What? Me worry?
Kevin Harvick had just struggled to a 14th-place finish in the Federated Auto Parts 400 at Richmond International Raceway, where race winner Matt Kenseth had twice put him a lap down.
Nevertheless, the reigning NASCAR Sprint Cup Series champion seemed blithely unconcerned — even confident — as he fielded questions from reporters after the race.
Why? Because Harvick already had begun looking ahead with relish to the defense of his title in the 10-race Chase for the NASCAR Sprint Cup that begins with Sunday’s MyAFibRisk.com 400 at Chicagoland Speedway (3 p.m. ET on NBCSN).
And because he knew masterful crew chief Rodney Childers already had been planning for the Chase for weeks.
So as Harvick heads to Chicagoland Speedway for next week’s first event in the three-race Challenger Round of the Chase, he has solid reasons for optimism.
“I know how much preparation and time everybody at Stewart-Haas Racing and especially Rodney and all our guys on our No. 4 team have put into going to these next three weeks,” Harvick said. “It’s just what it’s all about.
“It’s a whole different way of racing. It’s a whole different mind-set as you go into Chicago, and it’s kind of take-no-prisoners. ‘I don’t like you, and I know they don’t like me,’ so you race like that on every lap, and we’re going to go after it.”
As Harvick and teammate Kurt Busch enter the Chase, much of the conversation will revolve around the recent strength of Joe Gibbs Racing, and deservedly so. Collectively, JGR cars won seven of the last nine regular-season races.
Lest we forget, however, Harvick ended the regular season as the series leader, having accumulated 978 points in 26 races, good for a 30-point margin over second-place Joey Logano. Harvick has two victories and a remarkable 10 runner-up finishes to his credit this season, and he led the series in top fives (18) and top 10s (22).
During JGR’s dominating run over the last nine races, Harvick has finished second twice, third three times and fifth once — a far cry from backmarker status.
Accordingly, those currently entertaining the possibility of an all-Gibbs contest in the final round of the Chase at Homestead-Miami Speedway would be wise not to ignore the defending champion, who seized his first series title last year by winning the final two Chase races, at Phoenix and Homestead.

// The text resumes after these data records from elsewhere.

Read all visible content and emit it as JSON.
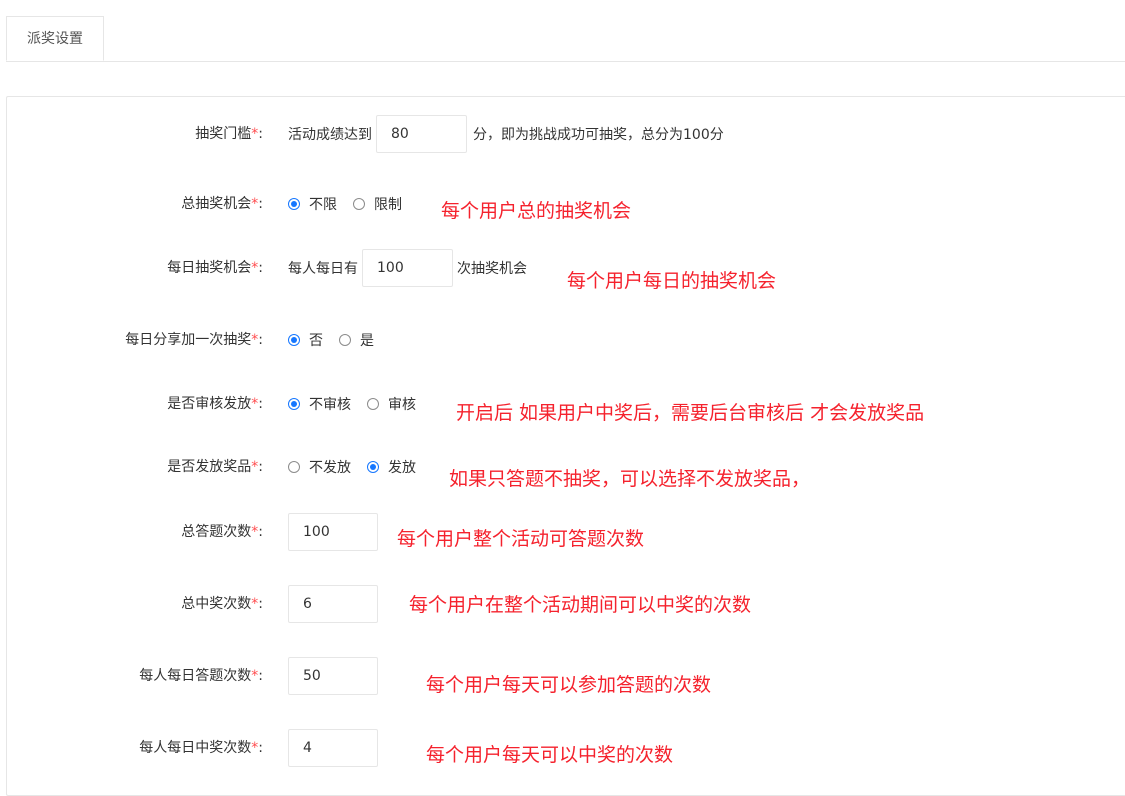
{
  "tabs": [
    {
      "label": "派奖设置"
    }
  ],
  "form": {
    "threshold": {
      "label": "抽奖门槛",
      "prefix": "活动成绩达到",
      "value": "80",
      "suffix": "分，即为挑战成功可抽奖，总分为100分"
    },
    "total_chances": {
      "label": "总抽奖机会",
      "options": [
        "不限",
        "限制"
      ],
      "selected": 0,
      "note": "每个用户总的抽奖机会"
    },
    "daily_chances": {
      "label": "每日抽奖机会",
      "prefix": "每人每日有",
      "value": "100",
      "suffix": "次抽奖机会",
      "note": "每个用户每日的抽奖机会"
    },
    "daily_share_bonus": {
      "label": "每日分享加一次抽奖",
      "options": [
        "否",
        "是"
      ],
      "selected": 0
    },
    "review_release": {
      "label": "是否审核发放",
      "options": [
        "不审核",
        "审核"
      ],
      "selected": 0,
      "note": "开启后 如果用户中奖后，需要后台审核后 才会发放奖品"
    },
    "issue_prizes": {
      "label": "是否发放奖品",
      "options": [
        "不发放",
        "发放"
      ],
      "selected": 1,
      "note": "如果只答题不抽奖，可以选择不发放奖品，"
    },
    "total_answers": {
      "label": "总答题次数",
      "value": "100",
      "note": "每个用户整个活动可答题次数"
    },
    "total_wins": {
      "label": "总中奖次数",
      "value": "6",
      "note": "每个用户在整个活动期间可以中奖的次数"
    },
    "daily_answers": {
      "label": "每人每日答题次数",
      "value": "50",
      "note": "每个用户每天可以参加答题的次数"
    },
    "daily_wins": {
      "label": "每人每日中奖次数",
      "value": "4",
      "note": "每个用户每天可以中奖的次数"
    }
  },
  "required_mark": "*",
  "label_colon": ":",
  "colors": {
    "accent": "#1677ff",
    "required": "#ff4d4f",
    "note": "#f5222d",
    "border": "#e6e6e6"
  }
}
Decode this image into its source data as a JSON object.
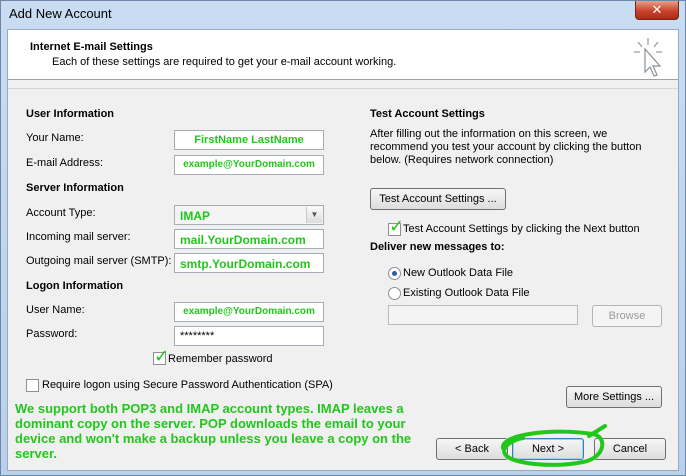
{
  "window": {
    "title": "Add New Account",
    "close_label": "✕"
  },
  "header": {
    "title": "Internet E-mail Settings",
    "subtitle": "Each of these settings are required to get your e-mail account working."
  },
  "user_info": {
    "heading": "User Information",
    "your_name_label": "Your Name:",
    "your_name_value": "FirstName LastName",
    "email_label": "E-mail Address:",
    "email_value": "example@YourDomain.com"
  },
  "server_info": {
    "heading": "Server Information",
    "account_type_label": "Account Type:",
    "account_type_value": "IMAP",
    "incoming_label": "Incoming mail server:",
    "incoming_value": "mail.YourDomain.com",
    "outgoing_label": "Outgoing mail server (SMTP):",
    "outgoing_value": "smtp.YourDomain.com"
  },
  "logon_info": {
    "heading": "Logon Information",
    "username_label": "User Name:",
    "username_value": "example@YourDomain.com",
    "password_label": "Password:",
    "password_value": "********",
    "remember_label": "Remember password",
    "spa_label": "Require logon using Secure Password Authentication (SPA)"
  },
  "test_settings": {
    "heading": "Test Account Settings",
    "description": "After filling out the information on this screen, we recommend you test your account by clicking the button below. (Requires network connection)",
    "test_button": "Test Account Settings ...",
    "test_next_label": "Test Account Settings by clicking the Next button"
  },
  "deliver": {
    "heading": "Deliver new messages to:",
    "new_file_label": "New Outlook Data File",
    "existing_file_label": "Existing Outlook Data File",
    "browse_button": "Browse"
  },
  "buttons": {
    "more_settings": "More Settings ...",
    "back": "< Back",
    "next": "Next >",
    "cancel": "Cancel"
  },
  "annotation": {
    "text": "We support both POP3 and IMAP account types. IMAP leaves a dominant copy on the server. POP downloads the email to your device and won't make a backup unless you leave a copy on the server."
  },
  "colors": {
    "annotation_green": "#22c71b",
    "title_bar": "#c9dcf2"
  }
}
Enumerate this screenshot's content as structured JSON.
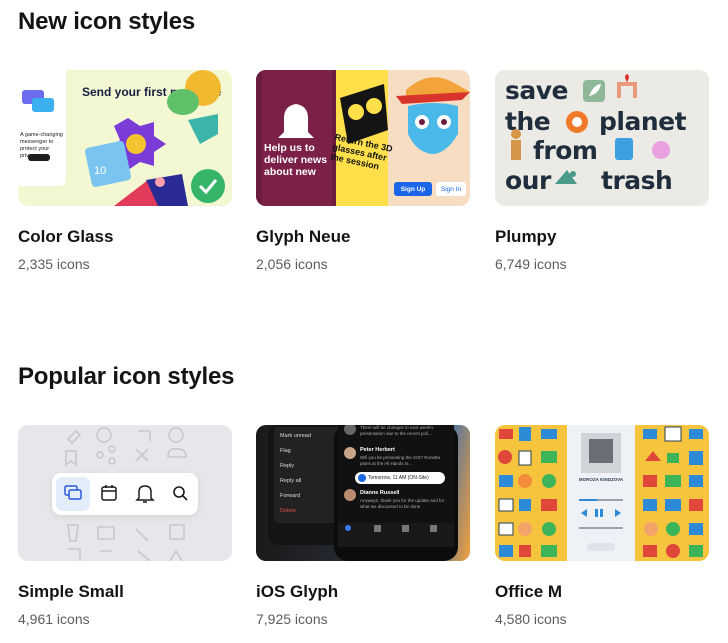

Harvick sees that experience as a distinct advantage, and he seems eager to embrace a Chase mentality that harkens back to his days as a pugnacious kid from Bakersfield, California.
“I feel like as a team we have been there, done that,” Harvick said after Saturday night’s race. “We’ve been in Phoenix and Homestead pressure situations and succeeded in both of those situations. I think when you look at the group (of Chase qualifiers), there’s not a lot of them that have done that, and you’ve just got to keep pressure on them.
“And I think, as you go into Chicago, you just know that you’re not going to make any friends, and you don’t have to worry about it. You have to worry about what you have to do to advance to get to the next round every three weeks, and whatever the scorecard looks like or whatever you have to do is what you have to do. It’s not about making more friends.”
And what about teammate Kurt Busch, winner of the inaugural Chase in 2004? Like Harvick, Busch has shown speed throughout the season, and his pairing with veteran crew chief Tony Gibson has been serendipitous.
“Yeah, this is a fantastic feeling going into the Chase this year,” said Busch, who recorded an average finish of 10.9 during the regular season. “The team and all the hard work that Tony Gibson and his guys have put in, I am just so proud to drive with him. Everything we’ve done this year has been at the expectation level that we wanted to achieve – couple wins, few poles, and the consistency.
“As the Chase starts, there are certain things you have to do to advance through each of the rounds. We are going to use the strength of the No. 41 Haas Automation Chevrolet SS race team, and rely on that to move through the first section of the Chase.”
In Harvick and Busch, Stewart-Haas Racing has two elite drivers, both of whom have emerged with a series title from the crucible of a stress-filled season finale at Homestead. Entering the final race of 2004, Busch led Jimmie Johnson by 18 points and Jeff Gordon by 21, the rough equivalent of four to five points under the current scoring system.
Busch overcame a broken right front wheel, finished fifth and prevailed by a mere eight points over race runner-up Johnson, who would have won his first championship in 2004, rather than 2006, had he been able to pass Greg Biffle for the win on the final lap.
Last year, in the debut of an elimination Chase format that pitted the last four eligible drivers against each other in the season finale, Harvick won his first championship by a half-second over Ryan Newman.
As Harvick noted, both Stewart-Haas drivers have “been there, done that.”
It would be foolish to assume they can’t do it again.